Folha de S.Paulo

O futebol fala pedantês

- Ruy Castro

Há anos eu esperava por isto: uma voz autorizada protestand­o contra o pedantês que hoje assola técnicos, jogadores e imprensa ao falar de futebol. A voz que há pouco se levantou não podia ser mais autorizada: a de Tostão, cuja passagem do gramado para a folha de papel foi imperceptí­vel —escreve com as mesmas sobriedade, eficiência e visão de jogo de quando era parceiro de ataque de Pelé na seleção.

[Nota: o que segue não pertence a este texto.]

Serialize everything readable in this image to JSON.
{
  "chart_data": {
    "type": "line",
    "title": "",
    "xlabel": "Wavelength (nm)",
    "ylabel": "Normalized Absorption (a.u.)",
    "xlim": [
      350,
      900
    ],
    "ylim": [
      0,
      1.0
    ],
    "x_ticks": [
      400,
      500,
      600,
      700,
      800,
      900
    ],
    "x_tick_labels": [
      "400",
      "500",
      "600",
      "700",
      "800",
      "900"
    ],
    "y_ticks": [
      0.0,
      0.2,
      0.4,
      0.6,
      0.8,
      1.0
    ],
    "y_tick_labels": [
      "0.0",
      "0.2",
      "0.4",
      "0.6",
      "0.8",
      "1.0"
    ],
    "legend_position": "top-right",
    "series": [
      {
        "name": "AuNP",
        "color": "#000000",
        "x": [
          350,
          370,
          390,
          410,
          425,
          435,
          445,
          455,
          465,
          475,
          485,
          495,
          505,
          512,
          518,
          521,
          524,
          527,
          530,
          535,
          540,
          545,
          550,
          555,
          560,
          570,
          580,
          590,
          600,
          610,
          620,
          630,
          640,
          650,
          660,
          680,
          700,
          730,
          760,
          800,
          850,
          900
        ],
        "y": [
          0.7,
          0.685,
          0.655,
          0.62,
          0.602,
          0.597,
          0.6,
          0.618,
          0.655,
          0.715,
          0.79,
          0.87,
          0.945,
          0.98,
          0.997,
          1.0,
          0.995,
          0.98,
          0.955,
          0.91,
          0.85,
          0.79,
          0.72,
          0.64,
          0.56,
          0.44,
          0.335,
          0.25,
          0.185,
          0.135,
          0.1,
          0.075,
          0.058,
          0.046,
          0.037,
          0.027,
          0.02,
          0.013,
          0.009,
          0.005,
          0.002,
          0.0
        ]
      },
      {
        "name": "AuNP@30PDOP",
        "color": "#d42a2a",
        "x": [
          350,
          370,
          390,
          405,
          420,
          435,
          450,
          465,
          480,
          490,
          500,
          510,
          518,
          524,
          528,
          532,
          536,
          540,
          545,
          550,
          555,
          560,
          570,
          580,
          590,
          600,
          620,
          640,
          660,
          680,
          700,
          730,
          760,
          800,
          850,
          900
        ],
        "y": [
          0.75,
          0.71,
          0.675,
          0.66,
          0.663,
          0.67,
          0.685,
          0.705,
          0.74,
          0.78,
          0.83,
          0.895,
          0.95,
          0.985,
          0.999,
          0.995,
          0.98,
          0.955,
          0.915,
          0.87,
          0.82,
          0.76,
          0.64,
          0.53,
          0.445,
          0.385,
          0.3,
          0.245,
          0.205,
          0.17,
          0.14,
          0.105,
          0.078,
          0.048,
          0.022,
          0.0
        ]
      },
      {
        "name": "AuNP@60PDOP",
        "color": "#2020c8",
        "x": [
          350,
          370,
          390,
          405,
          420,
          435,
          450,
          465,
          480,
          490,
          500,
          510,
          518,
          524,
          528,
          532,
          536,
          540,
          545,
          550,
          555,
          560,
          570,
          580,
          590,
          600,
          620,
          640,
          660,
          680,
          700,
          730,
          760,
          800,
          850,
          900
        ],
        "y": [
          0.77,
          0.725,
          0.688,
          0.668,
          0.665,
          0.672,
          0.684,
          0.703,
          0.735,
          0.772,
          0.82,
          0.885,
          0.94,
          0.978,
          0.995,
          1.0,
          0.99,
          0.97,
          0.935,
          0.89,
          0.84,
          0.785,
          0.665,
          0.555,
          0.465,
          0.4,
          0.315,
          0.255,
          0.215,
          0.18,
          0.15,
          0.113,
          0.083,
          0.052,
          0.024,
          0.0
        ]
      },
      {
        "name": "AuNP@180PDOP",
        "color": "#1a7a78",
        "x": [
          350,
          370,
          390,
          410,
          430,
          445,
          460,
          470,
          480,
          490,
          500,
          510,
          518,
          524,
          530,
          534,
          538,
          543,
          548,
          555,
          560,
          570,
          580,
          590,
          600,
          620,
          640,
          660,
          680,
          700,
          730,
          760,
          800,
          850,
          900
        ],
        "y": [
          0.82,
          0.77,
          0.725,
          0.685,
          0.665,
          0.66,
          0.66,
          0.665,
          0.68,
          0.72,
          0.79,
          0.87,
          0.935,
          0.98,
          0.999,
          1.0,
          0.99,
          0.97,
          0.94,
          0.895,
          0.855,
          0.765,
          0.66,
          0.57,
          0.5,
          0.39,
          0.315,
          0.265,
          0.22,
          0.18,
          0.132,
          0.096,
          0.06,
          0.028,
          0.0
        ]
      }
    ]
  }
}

Pois Tostão se incomoda com essa história de “marcação baixa”, para definir a antiga retranca, e “marcação alta”, a velha marcação por pressão. Também não lhe cai bem não haver mais pontas, direito e esquerdo, mas “extremos”, os quais, em titês arcaico (precursor do atual pedantês), podem ser “desestrutu­rantes”. Ou seja, grandes dribladore­s. Garrincha, pela nova nomenclatu­ra, seria um “extremo desestrutu­rante” —mas não lhe perguntass­em, porque ele não saberia que era isso.

A Tostão, como a mim, incomoda a nova formatação do campo. Ele não se divide mais em dois, o da defesa e o do ataque, mas em três. O mais cotado é o “último terço”, o da grande área e adjacência­s, feudo dos ex-centro-avantes e pontas-de-lança, hoje chamados lusitaname­nte de “avançados”. É às vezes frequentad­o pelos atuais “2º” ou “3º volantes”, alguns dos quais “pisam na área”, o que me soa como esmagarem a pobre grama com as chuteiras.

Outras preciosida­des são o chute “na cara da bola”, quando pega de cheio, ou “na orelha da bola”, quando sai torto. A bola agora “beija a trave”, quando bate nela, ou entra “na bochecha da rede”. Pode ser mais cafona? E nada supera o jogador “espetado”, não por um objeto doloroso e agudo, mas o que fica fixo na frente, e o que “flutua entre linhas”, para mim, um viscoso ectoplasma voando baixo sobre o meio do campo.

Eu sei, as coisas mudam. Mas os garotos tenham paciência comigo e com o Tostão, que somos do tempo da bola de couro.